EDITORIAL
PAR HENRY DE LESQUEN
Président de l'association
VOIX DES FRANÇAIS-RENAISSANCE 95


Marie-Léonie : la fable et sa morale

EDITORIAL

par Henry de Lesquen
Président de Voix des Français-Renaissance 95

Marie-Léonie avait un visage d’ange. Les policiers ne pouvaient pas être insensibles à son récit pathétique, eux qui sont pourtant blasés. La jeune femme voyageait paisiblement dans le R.E.R., son enfant dans les bras, quand six sauvageons - des noirs et des Maghrébins - se sont précipités sur elle pour la voler et pour la battre. Après avoir jeté le bébé sur le sol, ils ont arraché les vêtements de sa mère et lui ont dessiné des croix gammées sur le ventre, parce qu’ils la prenaient pour une juive. Sa voix tremblante disait assez combien elle était demeurée bouleversée.
L’affaire eut un retentissement immédiat et considérable. Le ministre de l’Intérieur, puis le président de la République, déclarèrent solennellement leur indignation, et les media suivirent, avec l’ensemble de la classe politique.
Mais Marie-Léonie Leblanc (c’était son nom) était une mythomane. Elle avait tout inventé. Convaincue d’affabulation, elle a été condamnée à quatre mois de prison avec sursis. Elle ne l’avait pas volé, car son mensonge était offensant pour tous ceux qui ont été réellement agressés, et qui sont relégués dans l’anonymat.

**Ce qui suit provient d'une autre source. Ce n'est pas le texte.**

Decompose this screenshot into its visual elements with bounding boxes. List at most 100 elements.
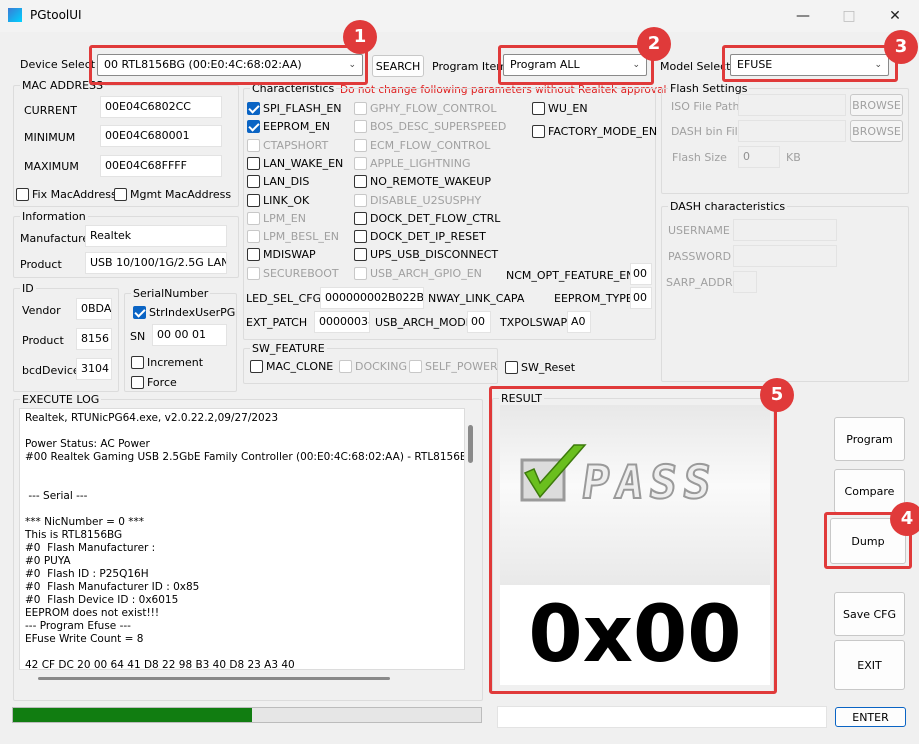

Une rupture d’égalité entre les citoyens

Il ne faut pas trop en vouloir à Marie-Léonie, cependant. Aussi coupable qu’elle ait été, elle a eu l’innocence de nous révéler, comme l’enfant du conte d’Andersen, que le “roi était nu”... ou plutôt que la République était bafouée, du fait d’une rupture d’égalité entre les Français. En effet, dans son délire, en empruntant effrontément le malheur des autres, elle a eu le génie d’y ajouter une pincée d’antisémitisme pour que l’on parle enfin d’elle. Faut-il que la victime d’une agression soit prise pour un juif, comme le prétendait Marie-Léonie, pour que son cas mérite l’attention ? Est-il acceptable que les autorités et les media fasse une telle différence entre les citoyens d’une même nation, en fonction de leur origine ? Les Français juifs restent fidèles, dans leur immense majorité, aux recommandations que leur faisait naguère Raymond Aron : ils refusent d’être mis à part de la communauté nationale, même pour recevoir un douteux privilège. Et nul Français de bonne volonté, quelle que soit sa religion, ne peut accepter l’indulgence - et le silence - dont bénéficient d’ordinaire les sauvageons, quand leurs actes odieux ne se compliquent pas d’antisémitisme.

La réalité de l’insécurité et de l’immigration

La comédie de Marie-Léonie ne doit pas faire oublier la réalité de l’insécurité et de l’immigration. Or, il est à craindre que l’occultation presque totale des conséquences néfastes de l’installation dans notre patrie de populations inassimilables soit appelée à perdurer, après le vacarme provoqué par le pseudo-drame du R.E.R.. Seule votre association, Voix des Français, dit la vérité sur ce point, vox clamantis in deserto, la voix clamant dans le désert... Cette voix a besoin de vous pour se faire entendre, en attendant le jour, qui viendra tôt ou tard, où la vérité finira par s’imposer.